Lia's age and acute illness thrust her toward the top of the donor list, but the initial liver that became available wasn't suitable. So family and friends came, one by one, to New Haven to be tested to see if they qualified as living donors. Incredibly, a 27-year-old social worker and distant relative of the Cirellis' - who was in Connecticut for the Easter weekend - turned out to be a match.

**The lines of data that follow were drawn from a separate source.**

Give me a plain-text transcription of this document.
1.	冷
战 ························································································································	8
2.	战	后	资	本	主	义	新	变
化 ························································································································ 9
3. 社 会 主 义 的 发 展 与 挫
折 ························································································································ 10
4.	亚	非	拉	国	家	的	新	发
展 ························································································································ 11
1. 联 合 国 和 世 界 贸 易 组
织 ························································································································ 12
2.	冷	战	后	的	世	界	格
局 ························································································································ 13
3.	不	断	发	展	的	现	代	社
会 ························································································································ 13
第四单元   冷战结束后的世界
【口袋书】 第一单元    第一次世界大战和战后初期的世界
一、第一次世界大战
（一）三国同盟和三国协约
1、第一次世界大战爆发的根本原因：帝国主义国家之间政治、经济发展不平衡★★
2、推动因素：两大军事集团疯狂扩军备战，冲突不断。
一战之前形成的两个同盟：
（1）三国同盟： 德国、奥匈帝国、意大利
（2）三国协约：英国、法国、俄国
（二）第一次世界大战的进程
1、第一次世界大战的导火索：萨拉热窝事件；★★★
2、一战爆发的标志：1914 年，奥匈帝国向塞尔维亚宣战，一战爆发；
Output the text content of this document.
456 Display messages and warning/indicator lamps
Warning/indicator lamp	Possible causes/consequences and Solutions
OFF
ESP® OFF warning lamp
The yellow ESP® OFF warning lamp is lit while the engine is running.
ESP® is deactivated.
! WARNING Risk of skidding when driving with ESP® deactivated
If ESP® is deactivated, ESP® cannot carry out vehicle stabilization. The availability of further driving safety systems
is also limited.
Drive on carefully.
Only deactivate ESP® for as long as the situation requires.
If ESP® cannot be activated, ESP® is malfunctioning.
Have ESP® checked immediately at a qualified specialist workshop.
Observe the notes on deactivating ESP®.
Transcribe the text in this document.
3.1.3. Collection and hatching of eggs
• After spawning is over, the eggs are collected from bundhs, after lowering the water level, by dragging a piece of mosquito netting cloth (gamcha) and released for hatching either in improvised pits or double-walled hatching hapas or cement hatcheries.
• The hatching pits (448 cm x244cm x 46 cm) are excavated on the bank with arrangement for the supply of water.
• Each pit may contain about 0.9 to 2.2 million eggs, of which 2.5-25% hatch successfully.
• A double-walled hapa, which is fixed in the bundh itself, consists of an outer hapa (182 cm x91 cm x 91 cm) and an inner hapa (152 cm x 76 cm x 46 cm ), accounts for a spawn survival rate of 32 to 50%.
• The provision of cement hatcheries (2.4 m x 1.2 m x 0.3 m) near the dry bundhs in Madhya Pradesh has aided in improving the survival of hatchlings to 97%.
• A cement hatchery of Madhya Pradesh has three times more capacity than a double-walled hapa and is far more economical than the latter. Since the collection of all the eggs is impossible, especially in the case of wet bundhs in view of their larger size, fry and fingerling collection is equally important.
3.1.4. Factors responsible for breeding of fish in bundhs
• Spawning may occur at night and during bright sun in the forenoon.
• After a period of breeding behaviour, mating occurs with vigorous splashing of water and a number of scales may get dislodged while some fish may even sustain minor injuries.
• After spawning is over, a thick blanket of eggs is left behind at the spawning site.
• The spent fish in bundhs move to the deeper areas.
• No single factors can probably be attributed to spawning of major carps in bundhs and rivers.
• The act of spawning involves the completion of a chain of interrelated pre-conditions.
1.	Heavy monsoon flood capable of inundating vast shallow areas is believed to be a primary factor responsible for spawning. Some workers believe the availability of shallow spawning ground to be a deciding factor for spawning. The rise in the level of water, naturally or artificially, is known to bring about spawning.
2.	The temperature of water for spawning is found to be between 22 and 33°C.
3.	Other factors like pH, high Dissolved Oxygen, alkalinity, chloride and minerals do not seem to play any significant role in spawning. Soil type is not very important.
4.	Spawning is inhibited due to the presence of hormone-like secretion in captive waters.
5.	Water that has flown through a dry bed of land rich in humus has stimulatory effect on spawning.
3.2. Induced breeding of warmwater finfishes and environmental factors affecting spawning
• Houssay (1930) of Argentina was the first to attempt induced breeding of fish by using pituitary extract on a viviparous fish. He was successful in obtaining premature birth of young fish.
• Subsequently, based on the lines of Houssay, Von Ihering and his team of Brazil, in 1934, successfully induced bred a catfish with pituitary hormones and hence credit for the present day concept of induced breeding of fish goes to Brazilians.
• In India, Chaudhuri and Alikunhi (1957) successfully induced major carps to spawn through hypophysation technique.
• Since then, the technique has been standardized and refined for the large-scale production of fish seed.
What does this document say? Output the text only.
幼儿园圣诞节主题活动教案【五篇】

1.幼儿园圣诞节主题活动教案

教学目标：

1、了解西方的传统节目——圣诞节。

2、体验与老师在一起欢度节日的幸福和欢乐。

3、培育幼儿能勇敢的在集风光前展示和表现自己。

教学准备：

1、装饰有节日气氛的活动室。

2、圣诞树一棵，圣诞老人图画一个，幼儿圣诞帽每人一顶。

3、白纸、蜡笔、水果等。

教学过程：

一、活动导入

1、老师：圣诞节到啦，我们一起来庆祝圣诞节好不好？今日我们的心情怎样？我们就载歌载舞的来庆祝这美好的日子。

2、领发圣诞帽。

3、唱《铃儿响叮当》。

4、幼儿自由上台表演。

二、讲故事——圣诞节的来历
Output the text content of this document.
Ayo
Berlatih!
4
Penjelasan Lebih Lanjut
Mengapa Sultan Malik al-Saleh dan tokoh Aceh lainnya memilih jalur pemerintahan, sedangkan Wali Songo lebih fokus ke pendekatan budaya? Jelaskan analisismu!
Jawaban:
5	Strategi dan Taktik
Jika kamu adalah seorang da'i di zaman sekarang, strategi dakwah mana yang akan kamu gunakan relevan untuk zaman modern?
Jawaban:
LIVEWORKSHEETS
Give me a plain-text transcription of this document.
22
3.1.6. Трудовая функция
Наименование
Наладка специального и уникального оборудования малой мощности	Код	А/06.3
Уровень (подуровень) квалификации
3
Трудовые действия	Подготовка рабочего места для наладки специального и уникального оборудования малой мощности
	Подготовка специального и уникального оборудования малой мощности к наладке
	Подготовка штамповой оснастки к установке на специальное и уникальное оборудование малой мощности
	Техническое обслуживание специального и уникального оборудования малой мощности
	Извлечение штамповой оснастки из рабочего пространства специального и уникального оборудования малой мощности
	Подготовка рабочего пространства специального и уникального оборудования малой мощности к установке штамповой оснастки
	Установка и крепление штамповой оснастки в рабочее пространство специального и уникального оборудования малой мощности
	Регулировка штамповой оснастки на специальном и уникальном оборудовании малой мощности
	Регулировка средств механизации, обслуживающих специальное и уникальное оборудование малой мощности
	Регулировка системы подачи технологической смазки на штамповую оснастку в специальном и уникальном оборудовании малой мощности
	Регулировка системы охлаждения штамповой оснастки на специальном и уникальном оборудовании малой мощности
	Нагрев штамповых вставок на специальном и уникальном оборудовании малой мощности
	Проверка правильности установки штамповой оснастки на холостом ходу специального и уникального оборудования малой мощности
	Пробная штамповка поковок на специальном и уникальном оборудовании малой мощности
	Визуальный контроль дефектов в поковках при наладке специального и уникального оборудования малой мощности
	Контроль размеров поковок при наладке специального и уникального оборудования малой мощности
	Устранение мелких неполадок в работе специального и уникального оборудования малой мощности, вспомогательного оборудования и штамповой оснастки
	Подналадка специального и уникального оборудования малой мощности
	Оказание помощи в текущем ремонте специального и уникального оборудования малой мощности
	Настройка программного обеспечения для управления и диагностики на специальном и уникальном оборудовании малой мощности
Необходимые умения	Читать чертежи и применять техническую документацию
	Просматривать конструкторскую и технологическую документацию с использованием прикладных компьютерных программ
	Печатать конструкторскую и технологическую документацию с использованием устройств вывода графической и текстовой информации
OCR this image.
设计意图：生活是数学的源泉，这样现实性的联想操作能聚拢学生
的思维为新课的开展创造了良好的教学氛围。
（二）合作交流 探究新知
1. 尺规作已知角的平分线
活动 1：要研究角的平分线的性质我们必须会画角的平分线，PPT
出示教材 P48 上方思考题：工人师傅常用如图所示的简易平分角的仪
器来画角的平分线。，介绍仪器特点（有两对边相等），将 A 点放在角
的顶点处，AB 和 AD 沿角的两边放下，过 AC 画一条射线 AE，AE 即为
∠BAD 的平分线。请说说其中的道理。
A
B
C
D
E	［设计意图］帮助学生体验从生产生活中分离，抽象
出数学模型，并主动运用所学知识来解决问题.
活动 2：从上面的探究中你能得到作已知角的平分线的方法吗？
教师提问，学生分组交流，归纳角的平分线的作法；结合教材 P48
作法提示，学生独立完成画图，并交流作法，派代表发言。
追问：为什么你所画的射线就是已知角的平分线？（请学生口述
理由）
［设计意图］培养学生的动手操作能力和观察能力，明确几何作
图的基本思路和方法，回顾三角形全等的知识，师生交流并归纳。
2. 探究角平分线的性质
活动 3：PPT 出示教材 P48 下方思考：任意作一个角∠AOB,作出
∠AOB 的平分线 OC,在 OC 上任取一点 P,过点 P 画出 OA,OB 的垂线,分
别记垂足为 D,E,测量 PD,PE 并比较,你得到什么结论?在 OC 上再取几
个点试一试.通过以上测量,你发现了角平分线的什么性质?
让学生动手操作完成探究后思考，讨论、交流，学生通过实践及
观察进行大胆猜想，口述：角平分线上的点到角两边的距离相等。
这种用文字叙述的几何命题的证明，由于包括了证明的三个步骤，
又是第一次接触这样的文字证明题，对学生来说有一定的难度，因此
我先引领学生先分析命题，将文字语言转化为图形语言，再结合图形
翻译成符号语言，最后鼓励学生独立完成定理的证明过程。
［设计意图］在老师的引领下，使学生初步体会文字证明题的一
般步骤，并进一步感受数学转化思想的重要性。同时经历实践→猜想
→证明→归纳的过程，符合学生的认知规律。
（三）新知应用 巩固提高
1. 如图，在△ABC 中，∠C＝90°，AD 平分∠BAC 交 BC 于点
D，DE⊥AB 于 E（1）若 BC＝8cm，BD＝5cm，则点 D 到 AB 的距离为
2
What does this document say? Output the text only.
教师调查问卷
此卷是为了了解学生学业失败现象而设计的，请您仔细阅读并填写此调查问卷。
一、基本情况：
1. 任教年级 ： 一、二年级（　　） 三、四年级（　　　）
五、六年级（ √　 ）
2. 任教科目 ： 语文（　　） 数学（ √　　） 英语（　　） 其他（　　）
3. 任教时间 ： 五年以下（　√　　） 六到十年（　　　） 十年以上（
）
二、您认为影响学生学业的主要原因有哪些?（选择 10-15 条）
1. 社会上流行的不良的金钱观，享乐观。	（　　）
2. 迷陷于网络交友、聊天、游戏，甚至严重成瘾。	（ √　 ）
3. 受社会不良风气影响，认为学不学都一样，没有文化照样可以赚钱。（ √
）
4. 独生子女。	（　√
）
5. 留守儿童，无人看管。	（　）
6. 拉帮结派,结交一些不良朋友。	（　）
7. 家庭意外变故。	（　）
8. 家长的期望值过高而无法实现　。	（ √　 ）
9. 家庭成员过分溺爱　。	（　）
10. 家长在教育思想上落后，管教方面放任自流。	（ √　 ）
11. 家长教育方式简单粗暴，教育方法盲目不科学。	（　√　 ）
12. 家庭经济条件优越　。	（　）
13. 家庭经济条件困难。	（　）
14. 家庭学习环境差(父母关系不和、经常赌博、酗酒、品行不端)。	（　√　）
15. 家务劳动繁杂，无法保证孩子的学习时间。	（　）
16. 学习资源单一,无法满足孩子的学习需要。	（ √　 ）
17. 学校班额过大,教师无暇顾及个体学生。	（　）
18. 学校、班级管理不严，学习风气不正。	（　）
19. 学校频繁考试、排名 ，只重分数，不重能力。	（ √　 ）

On Easter Sunday, Lia Cirelli became the second patient in Connecticut - and the first child - to receive part of a liver from a living donor. She'll stay home until September to avoid infection, and she'll take immunosuppressant drugs for the rest of her life. Otherwise, her parents are walking with her a mile a day now, and her doctors say she is "perfect."
Advancing in a new direction
If it had to happen at all, the Cirelli family believes they landed in the right place at the right time. Lia's surgeon was 55-yearold Sukru Emre, MD, appointed last July as director of the Yale-New Haven Transplantation Center (YNHTC), and section chief of organ transplantation and immunology in the department of surgery at Yale School of Medicine.
Dr. Emre, a native of Turkey, came to YNHH from Mount Sinai Medical Center in New York, where he turned the transplantation program into one of the best in the nation. He became a rising star in the demanding field of adult and pediatric liver transplant surgeries, performing cutting- edge variations such as domino transplants, in which the imperfect liver removed from one transplant patient might still serve another patient with a shorter anticipated lifespan.
Last year, Yale-New Haven Hospital and Yale School of Medicine joined forces to bolster the Transplantation Center and increase services available in the region. As the leader of this effort, Dr. Emre has the ambitious goal of increasing the current number of liver transplants at YNHH to between 80 and 100 a year. He expects to boost an already thriving kidney transplant program, increasing transplants to 150 a year, and pancreatic transplants, which are far less common, to 20.
"My goal at Yale-New Haven is to replicate what I did at Mount Sinai by creating one of the best transplant programs in the country, with the best possible patient care and excellent outcomes," said Dr. Emre. Data from the United Network for Organ Sharing (UNOS) have
shown that Dr. Emre's survival rates in pediatric liver transplantation have been 99 percent after one year and 93 percent after five years, both of which are well above the national averages.